她接下來顯然還有話要說,但她已經無法繼續說了。西吉斯蒙德身邊的黑劍在轉瞬之間就已經再次染血,房間內甚至沒有人成功看清他到底是怎么移動的。維爾恰克充滿了激情和自信的神情還依然凝固在她的臉上,她甚至來不及露出震撼的眼神:黑劍造成的平滑切口優雅整潔地在她的額前貫通而過,在一瞬間里完全破壞掉了她用于思考的腦組織,連其中附加的思維增強改件也沒有放過。

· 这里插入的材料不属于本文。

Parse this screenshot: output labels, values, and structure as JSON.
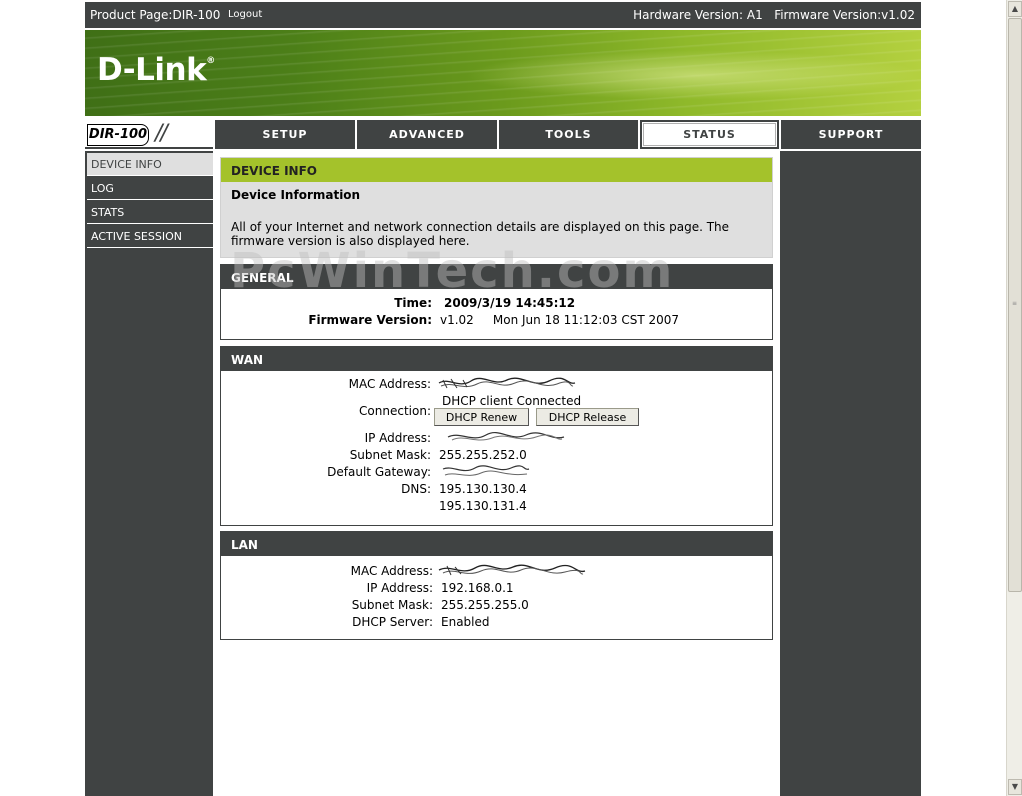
{
  "topbar": {
    "product_label": "Product Page:",
    "product_value": "DIR-100",
    "logout": "Logout",
    "hardware_version": "Hardware Version: A1",
    "firmware_version": "Firmware Version:v1.02"
  },
  "brand": {
    "logo_text": "D-Link",
    "registered": "®"
  },
  "model": "DIR-100",
  "nav": {
    "tabs": [
      {
        "label": "SETUP"
      },
      {
        "label": "ADVANCED"
      },
      {
        "label": "TOOLS"
      },
      {
        "label": "STATUS",
        "active": true
      },
      {
        "label": "SUPPORT"
      }
    ]
  },
  "sidebar": {
    "items": [
      {
        "label": "DEVICE INFO",
        "active": true
      },
      {
        "label": "LOG"
      },
      {
        "label": "STATS"
      },
      {
        "label": "ACTIVE SESSION"
      }
    ]
  },
  "device_info": {
    "header": "DEVICE INFO",
    "subtitle": "Device Information",
    "description": "All of your Internet and network connection details are displayed on this page. The firmware version is also displayed here."
  },
  "watermark": "PcWinTech.com",
  "general": {
    "header": "GENERAL",
    "time_label": "Time:",
    "time_value": "2009/3/19 14:45:12",
    "fw_label": "Firmware Version:",
    "fw_value": "v1.02     Mon Jun 18 11:12:03 CST 2007"
  },
  "wan": {
    "header": "WAN",
    "mac_label": "MAC Address:",
    "connection_label": "Connection:",
    "connection_value": "DHCP client Connected",
    "renew_button": "DHCP Renew",
    "release_button": "DHCP Release",
    "ip_label": "IP Address:",
    "subnet_label": "Subnet Mask:",
    "subnet_value": "255.255.252.0",
    "gateway_label": "Default Gateway:",
    "dns_label": "DNS:",
    "dns1": "195.130.130.4",
    "dns2": "195.130.131.4"
  },
  "lan": {
    "header": "LAN",
    "mac_label": "MAC Address:",
    "ip_label": "IP Address:",
    "ip_value": "192.168.0.1",
    "subnet_label": "Subnet Mask:",
    "subnet_value": "255.255.255.0",
    "dhcp_label": "DHCP Server:",
    "dhcp_value": "Enabled"
  },
  "colors": {
    "dark_gray": "#404343",
    "accent_green": "#a4c22b",
    "info_bg": "#dfdfdf"
  }
}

在她失去了重心控制的身軀緩緩倒下的那一刻開始,血和腦漿才開始從傷口中涌出。房間里僅剩的另外兩個清醒的人都被帝皇冠軍的突然暴起嚇了一跳,但海斯廷斯反倒在塵埃落定之后,露出了一種如釋重負的神情。
“必須得這么做。”西吉斯蒙德對殺人這件事表現得很輕松。他就好像普通地喝了一口水,然后回頭對藤丸立香解釋一句“我渴了”那樣,轉回頭來補充,“就算我沒有這樣處理,禁軍也會做出和當下的我同樣的判斷。”
藤丸立香張了張嘴,還是把那些沒出口的話吃了回去。木已成舟,現在再來討論是否能夠花點時間成功勸說對方,又或者通過修改記憶之類的手段規避與對方的沖突已經沒有意義了。僅從結果而論,藤丸立香也沒有強硬反對西吉斯蒙德決策的立場——就像賽維塔前不久才說過的那樣,對帝國人來講,仁慈與同情毫無疑問是一種奢侈品,對敵人手軟就等于對自己殘忍。
即便藤丸立香并不真正把維爾恰克看做自己的敵人,但她也清楚地知道在這個幾乎人人都缺乏同理心、易于走極端的社會當中,她周圍的那些人會怎么看待這件事。
“……你知道嗎,這件事最諷刺的地方在于——”她覺得她必須得說點什么,通過找回自己的聲音來控制住自己四處亂飛的心緒,“——在于,這位審判官死了,原因是她所指控的每一句話都是真的。”
這是一句不太明顯的抱怨,一種對帝國中更為通行的那種處事方法的隱晦抗議,至少藤丸立香想要表達的是這種意思。
但西吉斯蒙德笑了。在順手刺死依然昏迷在維爾恰克身邊地上的那位男性侍僧的同時。他低沉的笑聲在嚴絲合縫的動力甲當中隆隆作響,仿佛仲夏傍晚從遙遠的天邊傳來的悶雷。